2015-05-01T00:00:00Z (GMT) by Vinay Uday Prabhu
Two important technological aspects of the Big data paradigm have been the emergence of massive
scale Online Social Networks (OSNs) (such as Facebook and Twitter), and the rise of the
open data movement that has resulted in the creation of richly structured online datasets, such as
Wikipedia, Citeseer and the US federal government’s data.gov initiative. The examples of OSNs
and online datasets cited above share the common feature that they can be thought of as Online
Information Graphs, in the sense that the information embedded in them has a natural graph
structure.
In this thesis, we consider using this underlying Online Information Graph as a statistical prior
to enhance classification accuracy of some hard machine learning problems. Specifically, we look
at instances where the graph is undirected and propose using the graph to define an Ising -
Markov Random Field (MRF) prior. To begin with, we validate the Ising prior using a novel hypothesis
testing framework based approach. Having validated the Ising prior, we demonstrate its
utility by showcasing Network Aided Vector classification (NAC) of real world data from fields
as varied as vote prediction in the US senate, movie earnings level classification (using IMDb
dataset) and county crime-level classification (using the US census data). We then consider a
special case of the classification problem which involves Network Aided Detection (NAD) of a
global sentiment in an OSN. To this end, we consider Latent Sentiment (LS) detection as well as
Majority Sentiment detection. We analyze the performance of the trivial sentiment detector for
LS detection using a novel communications-oriented viewpoint, where we view the underlying
network as providing a weak channel code that transmits one bit of information (the binary
sentiment) and perform error exponent analysis for various underlying graph models.

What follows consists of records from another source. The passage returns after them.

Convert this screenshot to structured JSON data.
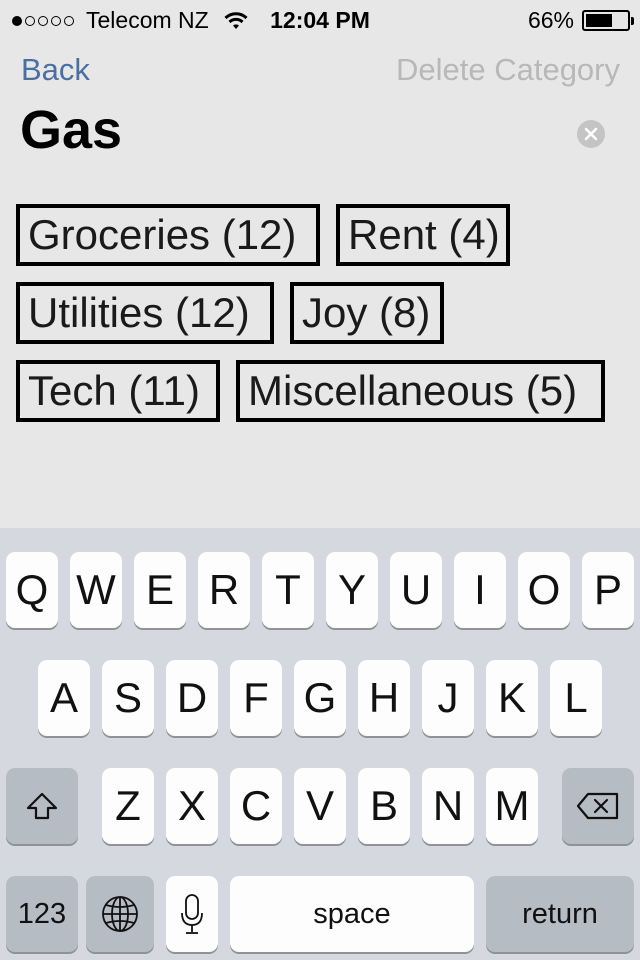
{
  "status_bar": {
    "carrier": "Telecom NZ",
    "time": "12:04 PM",
    "battery_percent": "66%",
    "battery_level": 0.66,
    "signal_bars_filled": 1,
    "signal_bars_total": 5
  },
  "nav": {
    "back_label": "Back",
    "delete_label": "Delete Category"
  },
  "category_name": {
    "value": "Gas"
  },
  "categories": [
    {
      "label": "Groceries (12)"
    },
    {
      "label": "Rent (4)"
    },
    {
      "label": "Utilities (12)"
    },
    {
      "label": "Joy (8)"
    },
    {
      "label": "Tech (11)"
    },
    {
      "label": "Miscellaneous (5)"
    }
  ],
  "keyboard": {
    "row1": [
      "Q",
      "W",
      "E",
      "R",
      "T",
      "Y",
      "U",
      "I",
      "O",
      "P"
    ],
    "row2": [
      "A",
      "S",
      "D",
      "F",
      "G",
      "H",
      "J",
      "K",
      "L"
    ],
    "row3": [
      "Z",
      "X",
      "C",
      "V",
      "B",
      "N",
      "M"
    ],
    "numbers_label": "123",
    "space_label": "space",
    "return_label": "return"
  },
  "colors": {
    "background": "#e7e7e7",
    "back_link": "#4a6fa3",
    "delete_link": "#b8b8b8",
    "keyboard_bg": "#d5d9df"
  },
  "icons": {
    "wifi": "wifi-icon",
    "battery": "battery-icon",
    "clear": "clear-icon",
    "shift": "shift-icon",
    "backspace": "backspace-icon",
    "globe": "globe-icon",
    "microphone": "microphone-icon"
  }
}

We also
address the problem of optimal Maximum A posterior Probability (MAP) detection of majority
sentiment in the highly noisy labels weak network effect (NW) scenario, deriving the High Temperature
(HT) expansion formula for the partial partition function of the Ising model using the
code-puncturing idea from coding theory and then proposing an approximate MAP detector that
outperforms the Maximum Likelihood (ML) detector and the trivial detector.